Start up
`giplt` and enter the following lines:

```
from ost.img import *
```

This will import the basic image processing classes.

```
im=CreateImage(Size(200,200))
```

This will create an empty, 2D image, with a height and width of 200 pixels, whose origin (ie the pixel with the coordinates <0,0>) is in the top-left corner.

```
v=Viewer(im)
```

A viewer window will pop up (see below), showing a white frame on a black background. The inner area of the white frame is the image, which is empty. Let us fill this with random values.

```
rand_alg = alg.Randomize() # create algorithm object
im.ApplyIP( rand_alg ) # apply algorithm object in-place
```

As you can see, applying an algorithm is conceptually a two-step
process.
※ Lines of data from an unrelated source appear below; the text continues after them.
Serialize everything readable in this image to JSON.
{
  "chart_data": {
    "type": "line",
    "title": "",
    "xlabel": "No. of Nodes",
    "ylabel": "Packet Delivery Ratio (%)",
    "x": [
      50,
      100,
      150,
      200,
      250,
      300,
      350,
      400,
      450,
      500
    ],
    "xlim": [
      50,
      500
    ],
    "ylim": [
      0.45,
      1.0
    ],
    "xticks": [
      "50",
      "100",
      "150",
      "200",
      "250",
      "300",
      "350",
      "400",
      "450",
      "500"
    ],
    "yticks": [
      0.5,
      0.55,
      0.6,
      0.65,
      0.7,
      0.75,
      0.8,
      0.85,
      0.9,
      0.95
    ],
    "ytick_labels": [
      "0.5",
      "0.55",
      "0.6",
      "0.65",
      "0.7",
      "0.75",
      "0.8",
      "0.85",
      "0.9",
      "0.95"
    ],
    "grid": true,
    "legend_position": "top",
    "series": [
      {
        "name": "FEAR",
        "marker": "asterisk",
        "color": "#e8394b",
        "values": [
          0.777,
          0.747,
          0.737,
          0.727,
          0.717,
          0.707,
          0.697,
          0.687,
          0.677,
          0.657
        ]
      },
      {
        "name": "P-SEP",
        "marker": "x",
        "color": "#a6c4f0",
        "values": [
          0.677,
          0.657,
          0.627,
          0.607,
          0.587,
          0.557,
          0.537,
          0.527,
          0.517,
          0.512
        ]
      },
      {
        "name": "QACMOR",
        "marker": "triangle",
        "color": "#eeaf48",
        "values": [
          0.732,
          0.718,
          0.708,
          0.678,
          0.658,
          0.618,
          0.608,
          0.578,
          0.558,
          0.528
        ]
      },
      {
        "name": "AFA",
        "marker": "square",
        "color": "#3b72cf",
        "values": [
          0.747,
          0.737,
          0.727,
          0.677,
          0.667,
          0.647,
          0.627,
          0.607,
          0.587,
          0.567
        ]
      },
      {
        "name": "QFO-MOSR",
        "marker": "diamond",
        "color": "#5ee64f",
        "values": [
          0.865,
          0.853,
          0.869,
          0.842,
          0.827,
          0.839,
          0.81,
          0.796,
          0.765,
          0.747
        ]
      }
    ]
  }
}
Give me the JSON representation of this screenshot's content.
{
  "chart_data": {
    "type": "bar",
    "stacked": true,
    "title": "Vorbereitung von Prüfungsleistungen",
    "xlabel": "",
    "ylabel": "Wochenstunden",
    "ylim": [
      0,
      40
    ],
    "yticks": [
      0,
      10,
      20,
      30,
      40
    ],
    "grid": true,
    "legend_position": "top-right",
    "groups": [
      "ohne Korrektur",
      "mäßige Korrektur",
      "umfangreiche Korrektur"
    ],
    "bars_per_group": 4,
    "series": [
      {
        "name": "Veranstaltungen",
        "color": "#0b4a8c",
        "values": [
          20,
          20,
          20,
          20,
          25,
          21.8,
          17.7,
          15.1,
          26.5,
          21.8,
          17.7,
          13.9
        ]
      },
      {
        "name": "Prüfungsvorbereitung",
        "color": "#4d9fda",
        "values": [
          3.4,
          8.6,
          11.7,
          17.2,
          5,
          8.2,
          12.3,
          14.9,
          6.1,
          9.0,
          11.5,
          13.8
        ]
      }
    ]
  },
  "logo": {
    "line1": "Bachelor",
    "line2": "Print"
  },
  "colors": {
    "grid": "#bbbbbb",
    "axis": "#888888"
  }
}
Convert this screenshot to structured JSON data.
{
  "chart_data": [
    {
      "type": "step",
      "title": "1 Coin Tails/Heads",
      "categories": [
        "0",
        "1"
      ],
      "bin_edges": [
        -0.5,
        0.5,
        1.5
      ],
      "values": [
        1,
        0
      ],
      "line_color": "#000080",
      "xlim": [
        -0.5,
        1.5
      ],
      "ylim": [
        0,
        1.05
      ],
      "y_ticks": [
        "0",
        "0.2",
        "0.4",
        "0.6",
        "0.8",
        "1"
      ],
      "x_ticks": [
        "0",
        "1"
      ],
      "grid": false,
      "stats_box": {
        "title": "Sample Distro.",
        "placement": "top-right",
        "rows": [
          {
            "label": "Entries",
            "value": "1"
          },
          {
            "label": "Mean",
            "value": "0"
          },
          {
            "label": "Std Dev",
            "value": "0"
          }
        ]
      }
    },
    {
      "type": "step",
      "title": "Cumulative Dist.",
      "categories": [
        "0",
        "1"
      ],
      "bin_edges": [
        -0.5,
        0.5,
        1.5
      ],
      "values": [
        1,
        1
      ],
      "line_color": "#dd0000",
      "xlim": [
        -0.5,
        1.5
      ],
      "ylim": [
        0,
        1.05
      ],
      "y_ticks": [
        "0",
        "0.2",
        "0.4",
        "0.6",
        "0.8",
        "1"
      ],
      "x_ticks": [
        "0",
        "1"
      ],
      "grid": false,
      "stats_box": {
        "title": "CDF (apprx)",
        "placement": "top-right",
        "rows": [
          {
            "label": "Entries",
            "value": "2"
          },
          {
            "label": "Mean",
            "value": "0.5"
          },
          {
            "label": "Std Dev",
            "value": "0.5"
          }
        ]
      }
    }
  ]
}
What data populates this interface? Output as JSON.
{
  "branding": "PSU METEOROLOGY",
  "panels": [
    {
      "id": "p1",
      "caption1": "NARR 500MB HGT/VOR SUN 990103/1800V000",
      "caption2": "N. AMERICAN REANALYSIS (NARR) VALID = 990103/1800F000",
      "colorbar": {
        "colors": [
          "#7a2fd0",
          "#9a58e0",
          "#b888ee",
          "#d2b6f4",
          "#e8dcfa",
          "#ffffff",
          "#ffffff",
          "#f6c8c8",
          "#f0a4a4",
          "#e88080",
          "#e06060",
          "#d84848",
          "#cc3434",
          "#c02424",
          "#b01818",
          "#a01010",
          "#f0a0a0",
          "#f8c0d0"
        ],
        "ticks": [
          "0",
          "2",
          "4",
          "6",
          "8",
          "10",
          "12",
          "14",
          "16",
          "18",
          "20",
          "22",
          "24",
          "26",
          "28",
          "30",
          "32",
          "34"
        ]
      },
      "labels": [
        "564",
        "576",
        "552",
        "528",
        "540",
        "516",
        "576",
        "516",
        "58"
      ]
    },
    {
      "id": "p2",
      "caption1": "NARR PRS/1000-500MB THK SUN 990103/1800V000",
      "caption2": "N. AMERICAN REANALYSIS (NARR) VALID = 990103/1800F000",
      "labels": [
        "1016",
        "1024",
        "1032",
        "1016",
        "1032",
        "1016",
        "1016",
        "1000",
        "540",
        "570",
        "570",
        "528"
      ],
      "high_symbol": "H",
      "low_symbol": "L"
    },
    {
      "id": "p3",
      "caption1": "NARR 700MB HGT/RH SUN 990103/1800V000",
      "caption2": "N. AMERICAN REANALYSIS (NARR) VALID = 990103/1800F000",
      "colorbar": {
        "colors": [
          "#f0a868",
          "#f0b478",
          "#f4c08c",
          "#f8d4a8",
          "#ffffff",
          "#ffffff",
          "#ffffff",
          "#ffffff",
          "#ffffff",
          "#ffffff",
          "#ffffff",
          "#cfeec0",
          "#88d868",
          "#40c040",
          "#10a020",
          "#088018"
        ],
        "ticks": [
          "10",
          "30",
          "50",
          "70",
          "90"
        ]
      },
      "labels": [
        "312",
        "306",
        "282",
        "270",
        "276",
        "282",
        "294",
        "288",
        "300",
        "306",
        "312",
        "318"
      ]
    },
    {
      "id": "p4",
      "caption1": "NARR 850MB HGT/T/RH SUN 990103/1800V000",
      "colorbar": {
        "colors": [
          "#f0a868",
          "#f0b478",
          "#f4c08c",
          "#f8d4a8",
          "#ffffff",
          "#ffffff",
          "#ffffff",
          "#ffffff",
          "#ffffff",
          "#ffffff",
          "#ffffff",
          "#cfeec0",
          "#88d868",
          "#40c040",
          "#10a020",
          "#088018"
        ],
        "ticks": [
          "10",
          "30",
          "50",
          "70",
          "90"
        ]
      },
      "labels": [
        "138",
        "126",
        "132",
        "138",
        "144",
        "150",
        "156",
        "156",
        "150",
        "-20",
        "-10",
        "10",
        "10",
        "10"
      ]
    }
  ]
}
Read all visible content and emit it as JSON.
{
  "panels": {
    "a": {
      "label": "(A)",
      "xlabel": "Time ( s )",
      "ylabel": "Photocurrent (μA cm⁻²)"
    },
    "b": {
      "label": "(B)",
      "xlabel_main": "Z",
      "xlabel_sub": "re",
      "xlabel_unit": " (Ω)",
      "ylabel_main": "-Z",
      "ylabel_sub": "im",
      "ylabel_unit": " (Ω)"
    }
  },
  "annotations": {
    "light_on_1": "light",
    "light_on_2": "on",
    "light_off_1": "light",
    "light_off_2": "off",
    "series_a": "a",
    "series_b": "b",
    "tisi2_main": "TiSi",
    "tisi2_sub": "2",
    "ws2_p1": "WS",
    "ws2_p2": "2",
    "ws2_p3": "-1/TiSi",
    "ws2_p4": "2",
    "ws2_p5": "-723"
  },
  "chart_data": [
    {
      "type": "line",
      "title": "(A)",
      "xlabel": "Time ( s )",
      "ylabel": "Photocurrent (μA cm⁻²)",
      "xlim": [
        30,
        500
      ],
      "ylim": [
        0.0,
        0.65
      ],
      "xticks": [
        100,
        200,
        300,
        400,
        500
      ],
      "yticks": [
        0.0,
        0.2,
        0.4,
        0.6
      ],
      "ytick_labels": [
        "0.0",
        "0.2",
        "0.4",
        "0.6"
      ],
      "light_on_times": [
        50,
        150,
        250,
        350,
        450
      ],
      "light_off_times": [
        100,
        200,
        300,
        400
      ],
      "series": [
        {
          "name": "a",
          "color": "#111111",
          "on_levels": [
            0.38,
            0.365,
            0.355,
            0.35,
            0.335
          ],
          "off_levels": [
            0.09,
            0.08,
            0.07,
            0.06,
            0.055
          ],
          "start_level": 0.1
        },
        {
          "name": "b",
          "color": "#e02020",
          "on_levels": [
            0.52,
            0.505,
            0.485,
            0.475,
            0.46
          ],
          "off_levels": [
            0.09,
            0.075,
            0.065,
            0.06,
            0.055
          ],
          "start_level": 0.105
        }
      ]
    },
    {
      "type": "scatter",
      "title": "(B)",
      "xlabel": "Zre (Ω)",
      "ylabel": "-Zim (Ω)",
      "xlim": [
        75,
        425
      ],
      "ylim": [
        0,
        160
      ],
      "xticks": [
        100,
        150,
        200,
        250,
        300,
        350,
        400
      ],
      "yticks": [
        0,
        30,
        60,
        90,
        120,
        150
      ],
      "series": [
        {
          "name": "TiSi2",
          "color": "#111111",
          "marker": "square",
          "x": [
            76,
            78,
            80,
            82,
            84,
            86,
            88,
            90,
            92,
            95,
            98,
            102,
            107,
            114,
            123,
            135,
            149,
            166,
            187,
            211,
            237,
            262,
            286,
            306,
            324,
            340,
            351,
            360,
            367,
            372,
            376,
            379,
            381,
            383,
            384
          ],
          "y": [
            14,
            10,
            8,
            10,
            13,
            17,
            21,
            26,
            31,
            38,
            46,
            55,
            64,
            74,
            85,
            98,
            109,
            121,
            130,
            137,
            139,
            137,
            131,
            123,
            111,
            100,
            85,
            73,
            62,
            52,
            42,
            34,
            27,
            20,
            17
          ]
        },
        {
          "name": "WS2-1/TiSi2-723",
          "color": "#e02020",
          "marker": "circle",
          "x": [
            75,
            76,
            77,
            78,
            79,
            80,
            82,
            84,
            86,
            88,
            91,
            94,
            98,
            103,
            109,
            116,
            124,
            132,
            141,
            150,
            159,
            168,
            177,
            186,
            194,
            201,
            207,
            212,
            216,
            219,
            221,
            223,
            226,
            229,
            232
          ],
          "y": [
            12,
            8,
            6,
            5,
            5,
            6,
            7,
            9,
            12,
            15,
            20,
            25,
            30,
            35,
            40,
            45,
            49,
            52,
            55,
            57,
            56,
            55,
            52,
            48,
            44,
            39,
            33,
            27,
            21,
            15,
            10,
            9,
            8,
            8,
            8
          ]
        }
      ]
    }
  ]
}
First, an instance of an algorithm class is created, yielding
an algorithm object (in this case `rand_alg`). In a second step, the
algorithm object is applied to an image, either *in-place*, modifying
the image, or *out-of-place*, leaving the original image untouched, and
returning the result as a new image. Note that the in-place/out-of-place
logic is *decoupled* from the algorithm object.

Now that we have some (noisy) data present, let us run another algorithm, this time a gaussian filter with a sigma of 4 pixel.

```
im.ApplyIP( alg.GaussianFilter(4.0) ) # apply temporary algorithm object in-place
```

As you can see, it is not always necessary to create an independent
algorithm instance first, in many cases a temporary object will suffice
(this applies to the randomization algorithm as well,
`im.ApplyIP(alg.Randomize())` would have been fine).

Having algorithms as instances is very useful, however, since it makes
the algorithm *stateful*, meaning the algorithm can “remember” values
prior to and after applying itself to an image. For example, to gather
statistics about the image, the Stat algorithm
can be employed as follows:

```
stat=alg.Stat()
im.ApplyIP(stat)
print stat.GetMean()
```

Here, the algorithm object is required to live beyond the `ApplyIP`
call, in order for the results to be retrieved from it.